I am working on my business plan, and part of it entails figuring out which payment processors I would like to use. I know that the question crops up on the Indie Gamer forums a lot, and so I searched through the archives.
You know how people look back at high school photos and laugh at everyone’s hair? “Man, I can’t believe we thought we looked cool back then.” That sort of thing?
Well, going back over your year-old posts on old forums is kind of like that. Or at least it is for me.
Check out this thread about creating a sacrificial title. David York asked if it made sense to create a simple, easy to make game to gain the experience of making a game and selling one. Since hindsight is 20/20, why not make use of it before you make your serious game?
Now check out my response. It was posted July of last year, and I have definitely learned a lot since then.
I agree, though. Start small and work your way up. Gain experience, and then you can start to tackle the bigger projects.
Wow. Sage advice. Where the heck did I get off giving it back then, though? I am certainly no guru today, and a year ago I didn’t even really have any experience to speak of. Maybe it seems like obvious advice, but there are other examples where I was talking about theory as if it was practice.
I am sure Indie Gamer and GameDev.net and the Association of Shareware Professionals Members newsgroup abound with similar advice by yours truly.
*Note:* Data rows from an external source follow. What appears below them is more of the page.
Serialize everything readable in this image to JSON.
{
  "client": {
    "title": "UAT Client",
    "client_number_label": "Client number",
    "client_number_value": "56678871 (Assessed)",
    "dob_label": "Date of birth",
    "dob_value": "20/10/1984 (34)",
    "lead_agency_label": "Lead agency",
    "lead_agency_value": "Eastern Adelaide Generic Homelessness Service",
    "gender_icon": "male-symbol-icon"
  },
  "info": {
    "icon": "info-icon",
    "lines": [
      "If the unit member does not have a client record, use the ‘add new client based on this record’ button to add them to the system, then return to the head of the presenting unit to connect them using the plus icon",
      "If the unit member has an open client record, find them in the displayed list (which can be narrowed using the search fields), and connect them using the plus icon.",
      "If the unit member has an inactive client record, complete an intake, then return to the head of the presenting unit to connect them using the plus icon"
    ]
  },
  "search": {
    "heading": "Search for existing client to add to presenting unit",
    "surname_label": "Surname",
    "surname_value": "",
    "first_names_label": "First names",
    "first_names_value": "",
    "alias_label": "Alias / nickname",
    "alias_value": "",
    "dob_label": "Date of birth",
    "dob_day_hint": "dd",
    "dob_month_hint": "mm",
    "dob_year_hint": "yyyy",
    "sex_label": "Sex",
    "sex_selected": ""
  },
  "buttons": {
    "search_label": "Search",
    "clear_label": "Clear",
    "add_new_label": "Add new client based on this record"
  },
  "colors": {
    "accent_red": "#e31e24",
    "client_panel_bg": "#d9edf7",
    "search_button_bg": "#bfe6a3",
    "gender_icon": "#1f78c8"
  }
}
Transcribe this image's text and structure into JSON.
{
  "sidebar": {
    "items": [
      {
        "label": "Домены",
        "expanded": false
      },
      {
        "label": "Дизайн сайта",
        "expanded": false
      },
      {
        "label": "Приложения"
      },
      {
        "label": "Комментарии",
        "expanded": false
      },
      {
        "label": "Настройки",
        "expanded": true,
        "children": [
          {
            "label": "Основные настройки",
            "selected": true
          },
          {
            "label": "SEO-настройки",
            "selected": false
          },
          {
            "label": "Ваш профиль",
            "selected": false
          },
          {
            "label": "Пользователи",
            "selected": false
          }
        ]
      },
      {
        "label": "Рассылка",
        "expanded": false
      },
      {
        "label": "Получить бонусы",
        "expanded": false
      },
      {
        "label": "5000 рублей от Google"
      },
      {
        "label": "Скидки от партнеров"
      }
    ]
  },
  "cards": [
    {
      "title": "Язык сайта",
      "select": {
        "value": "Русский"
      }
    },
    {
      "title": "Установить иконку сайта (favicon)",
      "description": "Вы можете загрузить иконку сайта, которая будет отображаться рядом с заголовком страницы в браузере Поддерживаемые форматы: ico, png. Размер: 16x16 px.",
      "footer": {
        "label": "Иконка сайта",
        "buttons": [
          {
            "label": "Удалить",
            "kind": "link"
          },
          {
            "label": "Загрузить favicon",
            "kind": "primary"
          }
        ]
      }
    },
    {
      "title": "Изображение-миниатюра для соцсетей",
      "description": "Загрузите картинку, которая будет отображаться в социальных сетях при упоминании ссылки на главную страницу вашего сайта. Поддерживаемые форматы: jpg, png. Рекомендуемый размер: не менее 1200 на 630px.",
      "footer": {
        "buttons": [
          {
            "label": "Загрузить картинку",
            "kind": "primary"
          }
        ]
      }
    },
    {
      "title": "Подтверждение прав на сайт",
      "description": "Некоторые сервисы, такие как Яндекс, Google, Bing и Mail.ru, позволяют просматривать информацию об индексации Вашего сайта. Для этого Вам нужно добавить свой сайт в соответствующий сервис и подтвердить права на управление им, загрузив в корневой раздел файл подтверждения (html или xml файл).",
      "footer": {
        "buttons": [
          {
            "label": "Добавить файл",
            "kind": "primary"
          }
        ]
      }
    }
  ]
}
At one point I realized that I really shouldn’t talk like I knew what I was saying when I didn’t really know about the topic, but I soon discovered that prefacing everything I said with “Keep in mind that I’m not speaking from experience, but …” wasn’t any better. And at one point I started to wonder if the “Man, these forums are starting to get a high noise-to-information ratio” wasn’t directed at me. So I stopped posting as much as I did.
Which was good because I didn’t spend so much time on the forums and was able to direct my energies to more productive matters. I can’t get paid for being one of the top five posters on the board, and I definitely don’t have as much advice on the business-end of things as other people might to justify that many posts.
It was like finding an old email I had sent to root at the email server used by my college in my freshman year. I had asked how to setup a website on the server, and he wrote back explaining how to create the public_html directory and changing the permissions to allow everyone to view it. At the time I had no Unix or Gnu/Linux experience, and so I actually wrote back, “Thanks, but I think it needs a better user interface.” Reading that email four years later, after I’ve been using Gnu/Linux as my main OS and have a much better understanding of permissions and Unix in general, made me laugh.